The times you dream big, the times you try, they all just seem pretty frivolous.  What does it matter?  M.S. will stop you no matter what.  That's so hard to accept when you're used to fighting.  When you're so darn stubborn, you won't go down without kicking and screaming.  I will go down kicking and screaming, you can be sure of that, but in the meantime?  Ugh, M.S.!  Get a life!

When I first started getting sick, the shock of it all was, um, quite the shock.  My husband also has an auto-immune disease, Type 1 Diabetes.  I asked him how long it takes to get over the shock.  I asked him how long it takes to stop denying it, how long does it take you to finally accept it.  Here I am, just now realizing that it's not the same.  Diabetics take shots.  Then they continue their lives.  M.S. doesn't let you go back to the old you.  You're progressing every day.  You get worse every day.  This is not Diabetes.  So the answer to those questions?  Never.  That's the answer.  You never get over the shock.  You never stop denying it.  You never accept it.  How can you accept a disease that never lets you go back to your life?  That never lets you be normal again?  Diabetes is a bad disease.  I do not downplay that.  I just wish I could regulate my blood sugars and be okay.  Diabetes is a disease you're in control of.  Take care of yourself, you'll live a long, happy, normal life.  I DO take care of myself.  90% better than most people do.  But ya know what?  Nothing I do will stop my disease from progressing.  I have no control, no say in what happens to me.  I can eat right, exercise, get my sleep, meditate, it doesn't matter.  It's going to keep progressing.

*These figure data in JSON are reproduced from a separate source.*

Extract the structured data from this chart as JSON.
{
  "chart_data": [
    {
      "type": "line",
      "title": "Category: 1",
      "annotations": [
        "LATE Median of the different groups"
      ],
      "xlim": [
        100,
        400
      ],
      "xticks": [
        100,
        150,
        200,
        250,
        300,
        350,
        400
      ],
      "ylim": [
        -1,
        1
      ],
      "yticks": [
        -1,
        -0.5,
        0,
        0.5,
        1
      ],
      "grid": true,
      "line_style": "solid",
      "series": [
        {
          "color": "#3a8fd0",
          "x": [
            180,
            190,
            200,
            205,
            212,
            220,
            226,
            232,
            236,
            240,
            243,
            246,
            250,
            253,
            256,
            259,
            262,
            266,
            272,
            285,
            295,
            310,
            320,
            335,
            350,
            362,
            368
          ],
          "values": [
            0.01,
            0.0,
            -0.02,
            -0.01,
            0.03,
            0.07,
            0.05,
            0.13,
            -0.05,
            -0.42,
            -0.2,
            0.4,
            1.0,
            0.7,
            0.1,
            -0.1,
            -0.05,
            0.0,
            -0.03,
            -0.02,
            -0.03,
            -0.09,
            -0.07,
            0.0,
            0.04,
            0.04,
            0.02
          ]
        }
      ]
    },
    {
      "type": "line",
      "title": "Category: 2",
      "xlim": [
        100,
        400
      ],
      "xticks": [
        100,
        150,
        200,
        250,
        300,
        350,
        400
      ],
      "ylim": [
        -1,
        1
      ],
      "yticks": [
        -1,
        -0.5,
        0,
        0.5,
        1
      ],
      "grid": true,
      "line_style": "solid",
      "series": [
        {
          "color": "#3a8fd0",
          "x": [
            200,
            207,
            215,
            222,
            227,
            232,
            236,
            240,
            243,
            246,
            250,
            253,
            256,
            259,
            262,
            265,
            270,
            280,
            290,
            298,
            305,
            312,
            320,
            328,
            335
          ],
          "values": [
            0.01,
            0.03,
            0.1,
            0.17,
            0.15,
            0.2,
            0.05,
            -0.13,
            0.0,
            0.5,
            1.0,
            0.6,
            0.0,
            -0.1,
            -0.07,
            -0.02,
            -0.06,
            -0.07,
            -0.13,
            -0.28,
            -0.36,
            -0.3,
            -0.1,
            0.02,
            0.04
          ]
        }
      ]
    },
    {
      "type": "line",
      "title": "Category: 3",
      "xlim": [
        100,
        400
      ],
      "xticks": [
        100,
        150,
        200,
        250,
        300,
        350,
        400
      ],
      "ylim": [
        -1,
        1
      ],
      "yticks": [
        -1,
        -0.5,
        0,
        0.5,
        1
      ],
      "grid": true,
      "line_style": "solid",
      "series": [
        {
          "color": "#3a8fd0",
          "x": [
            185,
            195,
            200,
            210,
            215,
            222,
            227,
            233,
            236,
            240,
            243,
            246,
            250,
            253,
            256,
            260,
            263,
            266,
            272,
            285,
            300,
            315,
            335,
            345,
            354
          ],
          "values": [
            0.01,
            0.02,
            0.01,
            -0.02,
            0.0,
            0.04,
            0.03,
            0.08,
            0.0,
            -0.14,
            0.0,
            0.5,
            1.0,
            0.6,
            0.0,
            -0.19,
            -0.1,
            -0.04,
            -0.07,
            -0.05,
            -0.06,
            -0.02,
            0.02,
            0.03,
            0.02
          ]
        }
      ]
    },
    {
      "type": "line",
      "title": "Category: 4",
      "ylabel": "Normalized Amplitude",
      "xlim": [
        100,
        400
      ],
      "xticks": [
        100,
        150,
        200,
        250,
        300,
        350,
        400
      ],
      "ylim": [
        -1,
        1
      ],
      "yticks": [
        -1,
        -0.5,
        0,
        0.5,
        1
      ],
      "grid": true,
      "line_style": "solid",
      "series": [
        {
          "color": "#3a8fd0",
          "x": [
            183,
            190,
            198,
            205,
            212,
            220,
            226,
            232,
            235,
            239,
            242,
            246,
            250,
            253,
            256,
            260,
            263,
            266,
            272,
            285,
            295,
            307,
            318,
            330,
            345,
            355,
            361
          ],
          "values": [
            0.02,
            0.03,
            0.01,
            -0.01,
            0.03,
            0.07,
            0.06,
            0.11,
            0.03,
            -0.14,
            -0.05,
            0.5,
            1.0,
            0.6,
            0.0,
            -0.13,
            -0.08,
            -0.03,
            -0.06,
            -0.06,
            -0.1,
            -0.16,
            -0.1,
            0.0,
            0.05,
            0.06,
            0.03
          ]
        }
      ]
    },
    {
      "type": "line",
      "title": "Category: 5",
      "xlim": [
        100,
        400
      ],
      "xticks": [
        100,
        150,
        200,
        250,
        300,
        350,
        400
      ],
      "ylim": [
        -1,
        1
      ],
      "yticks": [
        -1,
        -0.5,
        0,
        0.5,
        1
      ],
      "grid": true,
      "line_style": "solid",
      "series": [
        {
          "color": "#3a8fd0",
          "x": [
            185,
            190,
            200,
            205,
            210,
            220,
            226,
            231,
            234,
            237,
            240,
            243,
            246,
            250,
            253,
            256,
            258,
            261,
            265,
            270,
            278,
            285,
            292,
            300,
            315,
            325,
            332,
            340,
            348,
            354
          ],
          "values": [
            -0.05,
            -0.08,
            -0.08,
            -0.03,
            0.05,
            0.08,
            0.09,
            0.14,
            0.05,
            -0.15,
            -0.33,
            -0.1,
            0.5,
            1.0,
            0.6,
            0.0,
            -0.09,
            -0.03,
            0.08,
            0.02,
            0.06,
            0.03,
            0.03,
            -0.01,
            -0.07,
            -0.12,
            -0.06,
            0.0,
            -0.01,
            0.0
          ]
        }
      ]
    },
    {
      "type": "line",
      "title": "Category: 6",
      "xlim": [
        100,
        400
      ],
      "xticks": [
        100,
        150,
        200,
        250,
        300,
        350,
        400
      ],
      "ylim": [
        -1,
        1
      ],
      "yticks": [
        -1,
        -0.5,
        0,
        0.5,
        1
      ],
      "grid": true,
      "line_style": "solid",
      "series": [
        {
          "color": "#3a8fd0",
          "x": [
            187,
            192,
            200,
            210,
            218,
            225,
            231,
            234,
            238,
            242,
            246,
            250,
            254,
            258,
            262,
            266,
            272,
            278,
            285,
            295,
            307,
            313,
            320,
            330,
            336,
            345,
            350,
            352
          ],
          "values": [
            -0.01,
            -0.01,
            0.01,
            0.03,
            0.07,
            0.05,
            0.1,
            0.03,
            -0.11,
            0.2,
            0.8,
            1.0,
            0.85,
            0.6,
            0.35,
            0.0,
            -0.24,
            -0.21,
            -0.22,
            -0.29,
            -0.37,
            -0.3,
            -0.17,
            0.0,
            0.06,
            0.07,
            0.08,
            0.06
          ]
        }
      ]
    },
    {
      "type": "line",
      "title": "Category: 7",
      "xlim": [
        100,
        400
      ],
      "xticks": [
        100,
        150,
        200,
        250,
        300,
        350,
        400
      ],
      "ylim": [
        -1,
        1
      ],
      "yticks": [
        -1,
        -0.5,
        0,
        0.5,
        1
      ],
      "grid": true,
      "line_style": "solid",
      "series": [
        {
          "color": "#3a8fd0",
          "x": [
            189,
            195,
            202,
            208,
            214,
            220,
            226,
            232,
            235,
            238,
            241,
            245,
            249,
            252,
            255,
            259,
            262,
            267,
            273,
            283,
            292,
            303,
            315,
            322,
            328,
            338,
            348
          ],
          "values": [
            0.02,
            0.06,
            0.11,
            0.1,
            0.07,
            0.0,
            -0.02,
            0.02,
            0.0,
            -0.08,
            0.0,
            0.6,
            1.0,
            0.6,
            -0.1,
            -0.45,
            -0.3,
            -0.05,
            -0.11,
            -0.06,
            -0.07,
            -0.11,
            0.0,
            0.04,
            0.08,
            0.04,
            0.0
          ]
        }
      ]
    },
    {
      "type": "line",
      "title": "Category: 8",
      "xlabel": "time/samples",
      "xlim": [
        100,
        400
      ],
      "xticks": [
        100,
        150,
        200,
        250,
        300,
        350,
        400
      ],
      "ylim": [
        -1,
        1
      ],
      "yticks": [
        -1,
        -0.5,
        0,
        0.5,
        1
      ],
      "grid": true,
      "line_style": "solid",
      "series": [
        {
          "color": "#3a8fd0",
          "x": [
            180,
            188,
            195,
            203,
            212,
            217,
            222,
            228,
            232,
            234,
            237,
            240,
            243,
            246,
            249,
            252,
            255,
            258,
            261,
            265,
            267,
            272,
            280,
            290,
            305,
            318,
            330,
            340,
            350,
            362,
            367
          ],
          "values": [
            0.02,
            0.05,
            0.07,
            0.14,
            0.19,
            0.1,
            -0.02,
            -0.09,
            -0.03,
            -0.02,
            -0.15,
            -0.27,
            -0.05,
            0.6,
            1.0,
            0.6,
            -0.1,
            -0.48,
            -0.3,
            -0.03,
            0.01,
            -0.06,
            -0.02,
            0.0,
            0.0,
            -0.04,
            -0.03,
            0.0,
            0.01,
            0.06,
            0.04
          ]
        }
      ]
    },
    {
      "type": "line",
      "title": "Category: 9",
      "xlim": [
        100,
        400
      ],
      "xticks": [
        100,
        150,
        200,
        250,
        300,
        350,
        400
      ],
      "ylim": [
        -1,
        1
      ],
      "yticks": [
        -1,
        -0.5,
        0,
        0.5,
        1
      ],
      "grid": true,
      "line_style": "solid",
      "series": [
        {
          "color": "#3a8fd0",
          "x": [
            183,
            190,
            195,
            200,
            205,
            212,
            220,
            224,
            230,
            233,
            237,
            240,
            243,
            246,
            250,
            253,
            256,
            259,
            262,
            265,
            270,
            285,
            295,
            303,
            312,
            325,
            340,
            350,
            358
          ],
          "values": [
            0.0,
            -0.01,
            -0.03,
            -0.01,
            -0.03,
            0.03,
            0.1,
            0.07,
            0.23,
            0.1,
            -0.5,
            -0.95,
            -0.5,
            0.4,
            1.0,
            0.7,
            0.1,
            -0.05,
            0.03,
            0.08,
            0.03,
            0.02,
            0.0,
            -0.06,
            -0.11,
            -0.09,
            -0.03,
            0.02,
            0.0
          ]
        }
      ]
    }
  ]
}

There are four types of M.S.  I have the one you don't want.  The one only 5% get.  The one that never lets you go into remission.  The one that never takes a break.  The one that starts out so severe, keeps going severe, and stays so severe, you're expected to die ten years after diagnosis.  One year down, nine to go.  Does it scare me?  No.  Not like you'd think it would.  Does it make me mad?  Um, yes.  Very much so.  My oldest child will be 16.  My youngest will be only 11.  I will miss all of their weddings.  College, heck, even high school graduations.  My grand-babies. 

Family will tell you you're going to be one of the lucky ones.  I think they say that to try and convince themselves more than you.  'Cause you have M.S.  You know how fast you're deteriorating.  You can see it, you can feel it.  Either way, I hope they're right.  I don't count anything down, I don't feel doomsday coming.  I do feel incredibly calm about it.  Angry yes, but calm.  If I only have nine years left, they're going to be the best nine years ever.  I'll make sure of that.  If I live longer, I will never take a single day for granted.  Until then, screw you, M.S.  

  

I'm tired, y'all.

I am SO tired.  For once, I could actually sleep.  I am up at five in the morning waiting for diapers to dry.  We didn't even realize until this evening that our baby's cloth diapers needed to be stripped.  I only started to let them soak at ten thirty.  Then I went and totally forgot about it.  Come two thirty, I remember that I hadn't started the wash.  My baby's wearing the last diaper.  He has hypoglycemia, so even though he's almost two years old, he's still waking up in the night to raise his blood sugars.  There's a very good chance he'll be needing a diaper soon.  So, here I am.  Sitting, blogging, Facebooking, Youtubing, reading celebrity profiles, watching makeup tutorials, doing everything but sleeping.  There is something seriously wrong with this picture.  I could sleep, but can't?  Well played, Cosmos, well played.